Genome-wide analysis of Borrelia turcica and ‘Candidatus Borrelia tachyglossi’ shows relapsing fever-like genomes with unique genomic links to Lyme disease Borrelia.

Gofton AW, et al. Infect Genet Evol. 2018.


Borrelia are tick-borne bacteria that in humans are the aetiological agents of Lyme disease and relapsing fever. Here we present the first genomes of B. turcica and B. tachyglossi, members of a recently described and rapidly expanding Borrelia clade associated with reptile (B. turcica) or echidna (B. tachyglossi) hosts, transmitted by hard ticks, and of unknown pathogenicity. Borrelia tachyglossi and B. turcica genomes are similar to those of relapsing fever Borrelia species, containing a linear ~ 900 kb chromosome, a single long (> 70 kb) linear plasmid, and numerous short (< 40 kb) linear and circular plasmids, as well as a suite of housekeeping and macronutrient biosynthesis genes which are not found in Lyme disease Borrelia. Additionally, both B. tachyglossi and B. turcica contain paralogous vsp and vlp proteins homologous to those used in the multiphasic antigen-switching system used by relapsing fever Borrelia to evade vertebrate immune responses, although their number was greatly reduced compared to human-infectious species. However, B. tachyglossi and B. turcica chromosomes also contain numerous genes orthologous to Lyme disease Borrelia-specific genes, demonstrating a unique evolutionary, and potentially phenotypic link between these groups. Borrelia tachyglossi and B. turcica genomes also have unique genetic features, including degraded and deleted tRNA modification genes, and an expanded range of macronutrient salvage and biosynthesis genes compared to relapsing fever and Lyme disease Borrelia. These genomes and genomic comparisons provide an insight into the biology and evolutionary origin of these Borrelia, and provide a valuable resource for future work.



We don’t hear much about the importance of reptiles but we should.  According to independent Canadian tick researcher, too much emphasis has been placed on the white footed mouse and not enough on reptiles, particularly in the West & South.   Scott has shown that there are established populations of deer ticks in Manitoba as well as in insular, hyper-endemic Corkscrew Island, yet both are devoid of white-footed mice. He points out that there are numerous reservoir hosts that must be considered including other mammals, birds, and reptiles.

For decades we’ve been told it’s the mice. Yet a real problem are reptiles like skinks and lizards:,

This current abstract brings up Echidna – or spiny ant-eaters, yet another potential vector/reservoir which are egg-laying mammals.

Digging a bit further, I discovered that varieties of uniquely Australian borrelia have been identified and are in fact related to Relapsing fever and Reptilian fever groups found in the paralysis tick, a common tick that bites people.  While the “powers that be” deny Lyme in Australia, this could be a way Australians are contracting a “Lyme-like” illness.  (Abstract found in link)
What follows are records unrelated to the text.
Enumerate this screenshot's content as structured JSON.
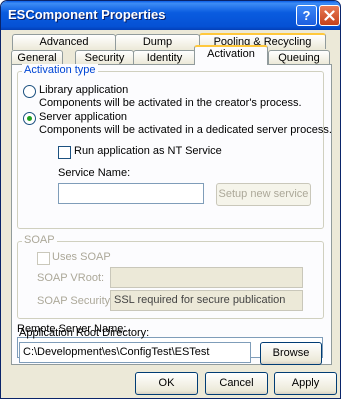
{
  "window": {
    "title": "ESComponent Properties",
    "help_label": "?"
  },
  "tabs_row1": [
    {
      "label": "Advanced"
    },
    {
      "label": "Dump"
    },
    {
      "label": "Pooling & Recycling"
    }
  ],
  "tabs_row2": [
    {
      "label": "General"
    },
    {
      "label": "Security"
    },
    {
      "label": "Identity"
    },
    {
      "label": "Activation",
      "selected": true
    },
    {
      "label": "Queuing"
    }
  ],
  "activation": {
    "group_title": "Activation type",
    "library_label": "Library application",
    "library_desc": "Components will be activated in the creator's process.",
    "server_label": "Server application",
    "server_desc": "Components will be activated in a dedicated server process.",
    "selected": "server",
    "nt_service_label": "Run application as NT Service",
    "nt_service_checked": false,
    "service_name_label": "Service Name:",
    "service_name_value": "",
    "setup_service_label": "Setup new service"
  },
  "soap": {
    "group_title": "SOAP",
    "uses_soap_label": "Uses SOAP",
    "vroot_label": "SOAP VRoot:",
    "vroot_value": "",
    "security_label": "SOAP Security:",
    "security_value": "SSL required for secure publication"
  },
  "remote": {
    "label": "Remote Server Name:",
    "value": ""
  },
  "app_root": {
    "label": "Application Root Directory:",
    "value": "C:\\Development\\es\\ConfigTest\\ESTest",
    "browse_label": "Browse"
  },
  "footer": {
    "ok_label": "OK",
    "cancel_label": "Cancel",
    "apply_label": "Apply"
  },
  "colors": {
    "titlebar": "#0a5ce0",
    "group_title": "#0046d5",
    "tab_accent": "#ffc83c",
    "close_button": "#c5411b"
  }
}
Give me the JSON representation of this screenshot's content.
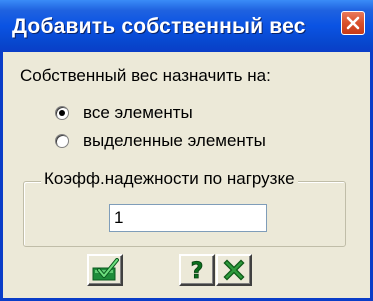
{
  "window": {
    "title": "Добавить собственный вес",
    "close_icon": "close-icon"
  },
  "form": {
    "assign_label": "Собственный вес назначить на:",
    "options": [
      {
        "label": "все элементы",
        "checked": true
      },
      {
        "label": "выделенные элементы",
        "checked": false
      }
    ],
    "group_label": "Коэфф.надежности по нагрузке",
    "coefficient_value": "1"
  },
  "buttons": {
    "apply_icon": "apply-checkmark-icon",
    "help_icon": "help-question-icon",
    "cancel_icon": "cancel-x-icon"
  },
  "colors": {
    "titlebar": "#0A53E3",
    "window_bg": "#ECE9D8",
    "close_button": "#D9502C",
    "apply_green": "#1E8C3A",
    "help_green": "#2E7D32"
  }
}
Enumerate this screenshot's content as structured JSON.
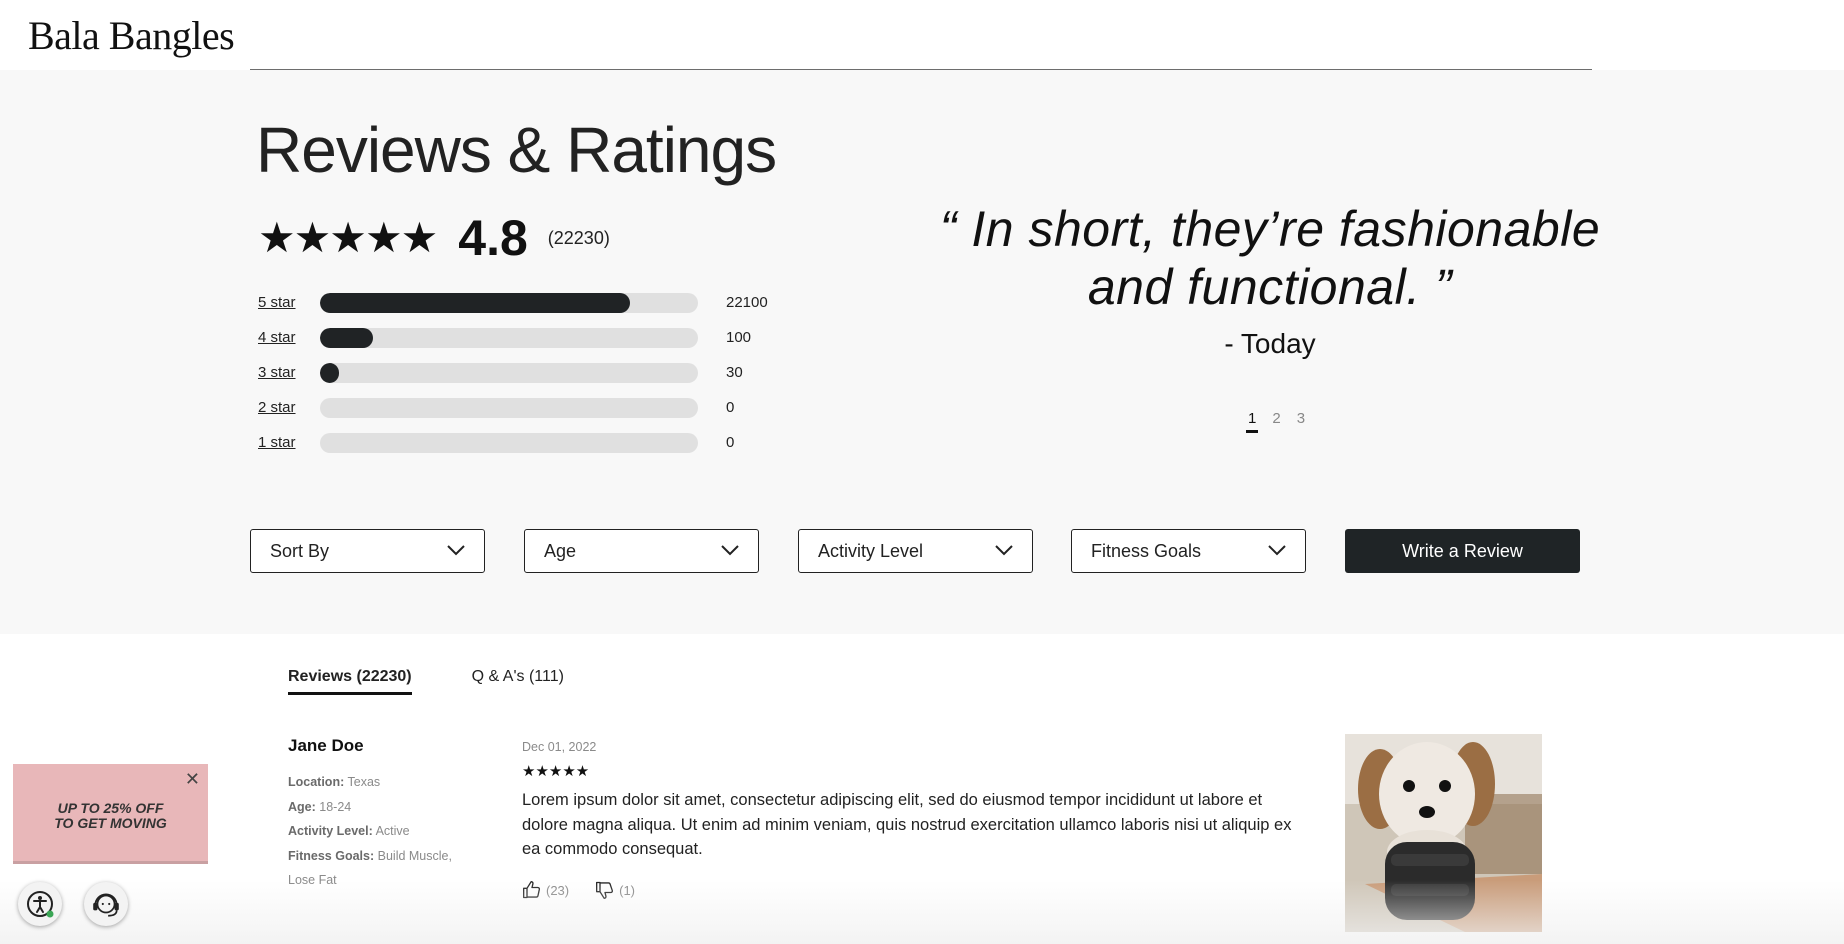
{
  "header": {
    "logo": "Bala Bangles"
  },
  "summary": {
    "title": "Reviews & Ratings",
    "stars": "★★★★★",
    "average": "4.8",
    "total_count": "(22230)",
    "rating": 4.8,
    "breakdown": [
      {
        "label": "5 star",
        "count": "22100",
        "fill_percent": 82
      },
      {
        "label": "4 star",
        "count": "100",
        "fill_percent": 14
      },
      {
        "label": "3 star",
        "count": "30",
        "fill_percent": 5
      },
      {
        "label": "2 star",
        "count": "0",
        "fill_percent": 0
      },
      {
        "label": "1 star",
        "count": "0",
        "fill_percent": 0
      }
    ]
  },
  "quote": {
    "open_mark": "“",
    "text": "In short, they’re fashionable and functional.",
    "close_mark": "”",
    "author": "- Today",
    "pages": [
      "1",
      "2",
      "3"
    ],
    "active_page": "1"
  },
  "filters": {
    "sort_by": "Sort By",
    "age": "Age",
    "activity_level": "Activity Level",
    "fitness_goals": "Fitness Goals",
    "write_review": "Write a Review"
  },
  "tabs": {
    "reviews": "Reviews (22230)",
    "qa": "Q & A's (111)"
  },
  "review": {
    "name": "Jane Doe",
    "location_label": "Location:",
    "location": "Texas",
    "age_label": "Age:",
    "age": "18-24",
    "activity_label": "Activity Level:",
    "activity": "Active",
    "goals_label": "Fitness Goals:",
    "goals": "Build Muscle, Lose Fat",
    "date": "Dec 01, 2022",
    "stars": "★★★★★",
    "body": "Lorem ipsum dolor sit amet, consectetur adipiscing elit, sed do eiusmod tempor incididunt ut labore et dolore magna aliqua. Ut enim ad minim veniam, quis nostrud exercitation ullamco laboris nisi ut aliquip ex ea commodo consequat.",
    "helpful_count": "(23)",
    "unhelpful_count": "(1)"
  },
  "promo": {
    "line1": "UP TO 25% OFF",
    "line2": "TO GET MOVING",
    "close": "✕"
  },
  "colors": {
    "dark": "#1f2426",
    "promo_bg": "#e8b7b9",
    "section_bg": "#f8f8f8",
    "bar_track": "#e0e0e0"
  }
}
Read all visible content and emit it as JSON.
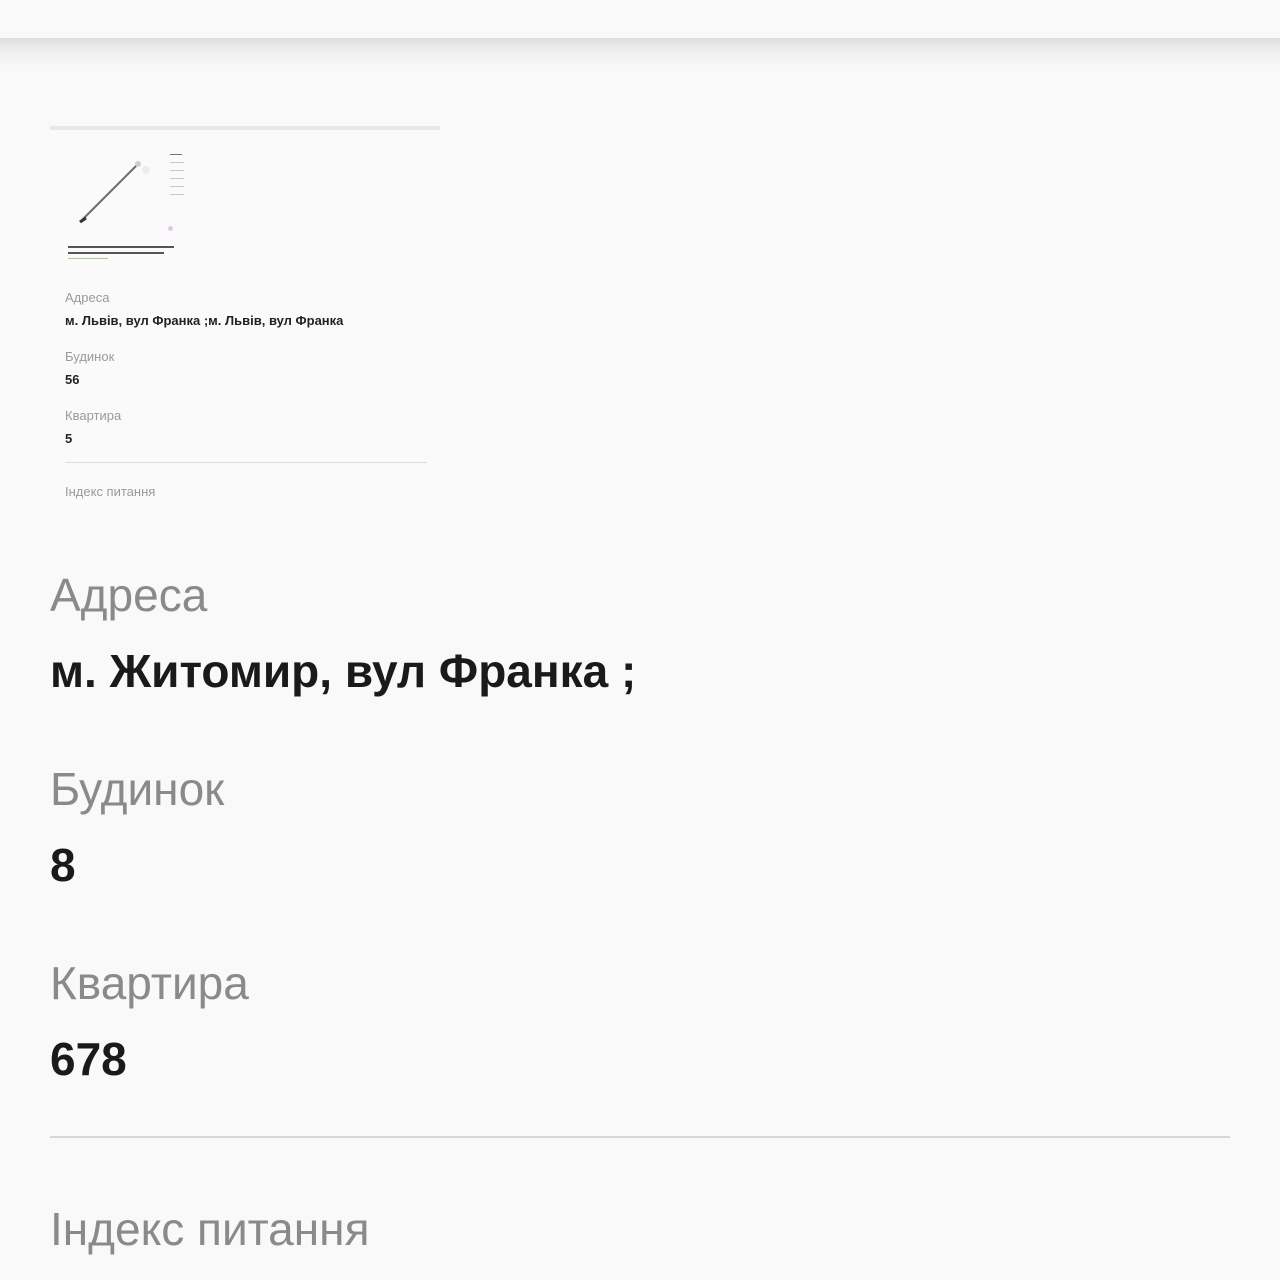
{
  "thumbnail": {
    "address_label": "Адреса",
    "address_value": "м. Львів, вул Франка ;м. Львів, вул Франка",
    "house_label": "Будинок",
    "house_value": "56",
    "apartment_label": "Квартира",
    "apartment_value": "5",
    "index_label": "Індекс питання"
  },
  "fields": {
    "address_label": "Адреса",
    "address_value": "м. Житомир, вул Франка ;",
    "house_label": "Будинок",
    "house_value": "8",
    "apartment_label": "Квартира",
    "apartment_value": "678",
    "index_label": "Індекс питання"
  }
}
The research possibilities are endless, but one things’s for certain, Australians are getting sick and there’s a reason why.  To announce that Lyme doesn’t exist there is very short-sighted.  Whether it’s Lyme caused by Bb or a “Lyme-like” illness caused by another organism, WE NEED TO KNOW, because in the sidelines are thousands of very sick people who deserve answers.  A SYDNEY woman will launch a class action against NSW Health after autopsy results showed her husband had been riddled with a disease the Health Department says does not exist in Australia….The autopsy indicated he had bacteria from Lyme disease in his liver, heart, kidney and lungs.

Hmmmmm…. now how in the world did that happen?!!

Patients need answers that will directly affect their immediate health, not a bunch of climate data that is for all intents and purposes is worthless to patient health outcome.